I like to consider myself a treasure hunter. But what I consider the most thrilling part of that job title is that what I find is usually far from treasure to most people. Sometimes the diamonds in the rough are the most valuable, and often not in terms of money.
It is pretty special to wake up each day feeling free as a bird, following my dreams, my heart, and a 35 month old (who happens to be amazingly a bird, a dream and my heart).
BUT (and that's a big but) I am not one of those people who savor every moment, although I should. I've a mind that races a million miles an hour, in a really good way, but an impossible-to-finish-one-project-before-I-start-another way. And if I were list a treasure as my greatest it would be time. I always need more of it, seem to run short of it.
Digging in the sands of time.
Because this year time seems to be going even faster than ever, as every year does, I found it hard to believe we are nearly in December already. Usually a month that brings to mind roaring fires and eggnog for me, I am not sure if I even have it in me time wise or energy wise this year to go all out with the holiday decor.
last year's ode to the season.
Plus we have two of these before Christmas. It is a lot of fun, work and family in a small window of time!
Maybe my problem is not that I don't have enough time, but that I have too many loves. My love of Sean, Wren and Mung Kee,
My love of reading and blogging alone could fill my days and nights. I often recall a beautiful autobiography I read once upon a time by Eudora Welty, famed American Author. Her most vivid and pleasant memory of childhood was that her mother was a voracious reader, never content to be without a book even sacrificing her social life in pursuit of her love of reading. I definitely do not dedicate entire days in bed reading like Eudora's mother, but the adventure, borrowed memories and experiences I've gained from reading are a part of me that is very personal. It may have a lot to do with the feeling I've often had of living in the wrong time and being able to experience my "other" self through books.

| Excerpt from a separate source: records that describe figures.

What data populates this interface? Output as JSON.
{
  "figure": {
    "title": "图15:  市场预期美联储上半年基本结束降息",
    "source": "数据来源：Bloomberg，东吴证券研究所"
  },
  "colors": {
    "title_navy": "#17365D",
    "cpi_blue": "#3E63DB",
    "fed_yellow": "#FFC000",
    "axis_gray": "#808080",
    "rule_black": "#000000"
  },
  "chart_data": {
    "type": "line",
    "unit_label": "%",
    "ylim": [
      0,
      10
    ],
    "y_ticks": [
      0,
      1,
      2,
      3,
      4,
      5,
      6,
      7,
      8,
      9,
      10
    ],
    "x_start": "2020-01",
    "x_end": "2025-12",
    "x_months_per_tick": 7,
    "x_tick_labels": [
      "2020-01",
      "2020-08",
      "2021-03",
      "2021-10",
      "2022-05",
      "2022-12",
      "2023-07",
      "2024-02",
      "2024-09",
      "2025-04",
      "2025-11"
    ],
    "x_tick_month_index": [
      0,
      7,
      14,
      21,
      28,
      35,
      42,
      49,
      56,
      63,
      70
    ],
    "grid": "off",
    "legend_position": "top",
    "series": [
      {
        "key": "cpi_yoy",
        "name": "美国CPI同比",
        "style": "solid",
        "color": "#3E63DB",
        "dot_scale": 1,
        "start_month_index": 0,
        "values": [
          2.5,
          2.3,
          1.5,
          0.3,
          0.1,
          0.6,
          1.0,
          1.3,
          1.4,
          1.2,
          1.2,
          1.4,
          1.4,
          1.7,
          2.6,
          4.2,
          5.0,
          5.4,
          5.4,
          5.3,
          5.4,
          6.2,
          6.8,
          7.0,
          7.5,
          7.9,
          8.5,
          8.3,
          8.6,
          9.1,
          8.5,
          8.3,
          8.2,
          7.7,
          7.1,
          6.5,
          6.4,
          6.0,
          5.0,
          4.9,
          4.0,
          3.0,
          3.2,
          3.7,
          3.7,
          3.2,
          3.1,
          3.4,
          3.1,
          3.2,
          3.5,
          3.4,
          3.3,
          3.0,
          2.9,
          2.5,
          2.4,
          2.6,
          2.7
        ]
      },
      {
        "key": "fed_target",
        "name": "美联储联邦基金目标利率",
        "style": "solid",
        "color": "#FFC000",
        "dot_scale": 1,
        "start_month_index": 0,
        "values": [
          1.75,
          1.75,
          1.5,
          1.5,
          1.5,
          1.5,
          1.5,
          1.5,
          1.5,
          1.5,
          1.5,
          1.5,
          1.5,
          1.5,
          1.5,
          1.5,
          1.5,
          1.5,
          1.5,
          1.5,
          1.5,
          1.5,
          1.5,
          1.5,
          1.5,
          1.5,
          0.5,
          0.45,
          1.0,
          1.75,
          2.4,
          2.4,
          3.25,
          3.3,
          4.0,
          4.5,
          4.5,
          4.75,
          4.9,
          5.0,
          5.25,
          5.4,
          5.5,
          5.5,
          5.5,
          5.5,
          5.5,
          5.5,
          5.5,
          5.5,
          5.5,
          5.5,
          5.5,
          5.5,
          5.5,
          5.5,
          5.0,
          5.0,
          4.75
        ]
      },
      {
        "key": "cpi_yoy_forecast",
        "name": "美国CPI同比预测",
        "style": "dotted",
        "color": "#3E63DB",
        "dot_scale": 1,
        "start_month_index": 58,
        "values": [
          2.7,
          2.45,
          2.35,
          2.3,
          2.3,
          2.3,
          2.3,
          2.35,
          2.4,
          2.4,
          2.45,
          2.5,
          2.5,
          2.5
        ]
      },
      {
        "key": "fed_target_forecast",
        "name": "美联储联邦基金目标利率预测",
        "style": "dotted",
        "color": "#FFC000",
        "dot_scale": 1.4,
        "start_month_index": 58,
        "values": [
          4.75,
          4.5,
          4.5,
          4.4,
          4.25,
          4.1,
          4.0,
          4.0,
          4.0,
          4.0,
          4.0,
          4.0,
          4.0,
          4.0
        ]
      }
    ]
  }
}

Sharing that love was one of my biggest goals as a mom, and thankfully she seems to embrace it as well. Whether it is genetics or a learned behavior, or a combination of both, I don't think I'll ever know. But it is a special gift to share with her, and another past time that eats up my days!
My least explored passion is definitely photography. I wouldn't even call myself an amateur! I have no ambitions to ever pursue it as anything more than a hobby. But it is easy to see how it can steal your heart with just a few clicks of the shutter.
Besides family and furniture my heart lies in renovating. I don't think I've embraced myself as an artist ever before but as time goes on I can see that all my passions share that as an underlying theme. Sharing myself through expression. Sean likes to remind me that I tend to have an artists disposition, disliking distractions when I'm in my zone. And canvases don't get much bigger than entire houses!
SOOOOOoooo much more gratifying when it is your own blood sweat and tears.
Part of my love of blogging is the comraderie that a blogger shares with her readers. The ability to express different parts of my personality, be light hearted and fun, or deep and meaningful as my heart desires at any given moment. For the most part I think I am a light hearted, care free person. Not because I don't have cares, in fact I am a pretty serious gal and total type A personality once you get to know me, but because I think I have a lot to be happy about. The happiest people don't always have the best of everything, they just make the best of everything!
And I am pretty darned happy! As time passes it becomes so much clearer to me that I have so much to be thankful for and I become less obsessive about what I want, what I need or what others are doing. I do tend to be a little bit like a horse with blinders in some ways because I set my sights on whats ahead and don't look back, specially to not let myself get distracted by what people think of me or think I should be doing.
For these reasons I am looking forward to 2012. Not because it is a whole new year that will soon pass us by, but because I think I am finally conquering my inner doubts. No longer holding myself back from the ledge I am ready to take that jump, take a few chances and see what happens. I am not ready yet to share all that entails, but I promise that you will all be holding my hand as I make the journeys both big and small. As you have for three years now! From having a baby to taking a chance with whiteberry you've been there and helped make my travels so much more interesting and special.